Blaise Matthey, aujourd’hui retraité après 35 ans au sein du patronat genevois, avance une explication culturelle. Selon lui, les Romands sont moins réticents à employer du personnel venant de France voisine. "Contrairement aux Suisses alémaniques, qui ont une certaine aversion pour le personnel allemand", explique-t-il lundi dans La Matinale.
D’autres explications incluent le fait qu’il y a davantage d’apprentis en Suisse alémanique, ce qui assurerait une main d'oeuvre suffisante dans les métiers techniques, ou alors un marché du travail allemand qui inciterait moins à l'exode.
Le dumping salarial serait-il déterminant?

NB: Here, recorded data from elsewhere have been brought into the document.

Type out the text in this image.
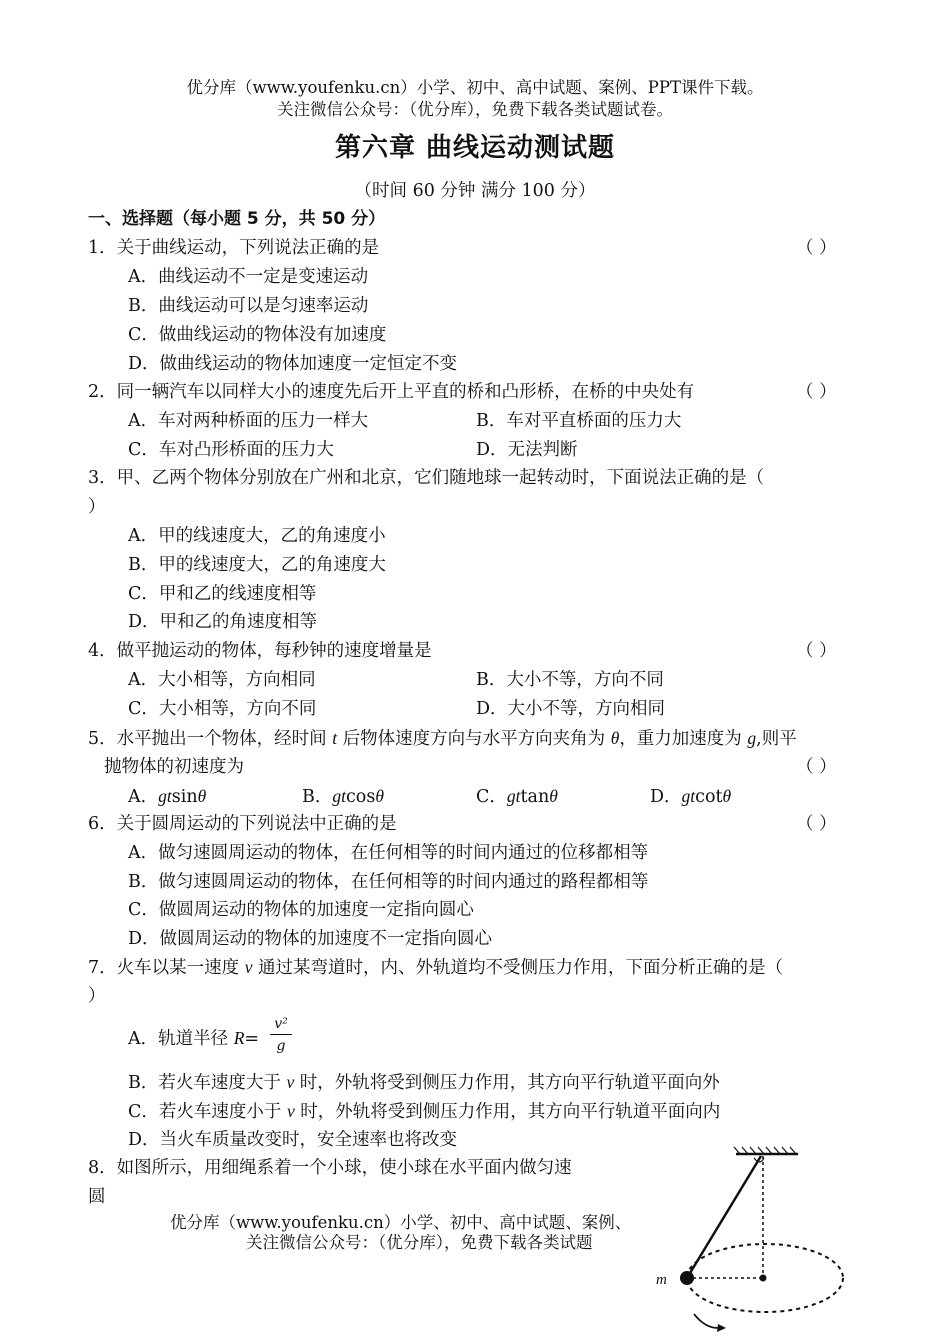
优分库（www.youfenku.cn）小学、初中、高中试题、案例、PPT课件下载。
关注微信公众号：（优分库），免费下载各类试题试卷。
第六章 曲线运动测试题
（时间 60 分钟 满分 100 分）
一、选择题（每小题 5 分，共 50 分）
1．关于曲线运动，下列说法正确的是	（ ）
A．曲线运动不一定是变速运动
B．曲线运动可以是匀速率运动
C．做曲线运动的物体没有加速度
D．做曲线运动的物体加速度一定恒定不变
2．同一辆汽车以同样大小的速度先后开上平直的桥和凸形桥，在桥的中央处有	（ ）
A．车对两种桥面的压力一样大	B．车对平直桥面的压力大
C．车对凸形桥面的压力大	D．无法判断
3．甲、乙两个物体分别放在广州和北京，它们随地球一起转动时，下面说法正确的是（
）
A．甲的线速度大，乙的角速度小
B．甲的线速度大，乙的角速度大
C．甲和乙的线速度相等
D．甲和乙的角速度相等
4．做平抛运动的物体，每秒钟的速度增量是	（ ）
A．大小相等，方向相同	B．大小不等，方向不同
C．大小相等，方向不同	D．大小不等，方向相同
5．水平抛出一个物体，经时间 t 后物体速度方向与水平方向夹角为 θ，重力加速度为 g,则平
抛物体的初速度为	（ ）
A．gtsinθ	B．gtcosθ	C．gttanθ	D．gtcotθ
6．关于圆周运动的下列说法中正确的是	（ ）
A．做匀速圆周运动的物体，在任何相等的时间内通过的位移都相等
B．做匀速圆周运动的物体，在任何相等的时间内通过的路程都相等
C．做圆周运动的物体的加速度一定指向圆心
D．做圆周运动的物体的加速度不一定指向圆心
7．火车以某一速度 v 通过某弯道时，内、外轨道均不受侧压力作用，下面分析正确的是（
）
A．轨道半径 R=
v²
g
B．若火车速度大于 v 时，外轨将受到侧压力作用，其方向平行轨道平面向外
C．若火车速度小于 v 时，外轨将受到侧压力作用，其方向平行轨道平面向内
D．当火车质量改变时，安全速率也将改变
8．如图所示，用细绳系着一个小球，使小球在水平面内做匀速
圆
优分库（www.youfenku.cn）小学、初中、高中试题、案例、
关注微信公众号：（优分库），免费下载各类试题
m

Quant à l’idée que les patrons suisses romands seraient attirés par les bas salaires pratiqués en France, Blaise Matthey n’est pas convaincu. "Dans une entreprise, vous pouvez peut-être pratiquer du dumping salarial au début, mais cela posera très rapidement des problèmes", affirme-t-il.
Les patrons suisses alémaniques seraient-ils plus solidaires? Rien ne permet de l’assurer. Cette différence entre la Suisse romande et la Suisse alémanique reste significative et encore inexpliquée.
Sujet radio: Nicolas Rossé
Adaptation web: Miroslav Mares
Tendance inverse observée au Tessin
Après avoir dépassé les 80'000 travailleurs frontaliers l’an dernier, le canton du Tessin en compte désormais près d’un millier de moins, soit 1,3 % de moins qu’en 2023.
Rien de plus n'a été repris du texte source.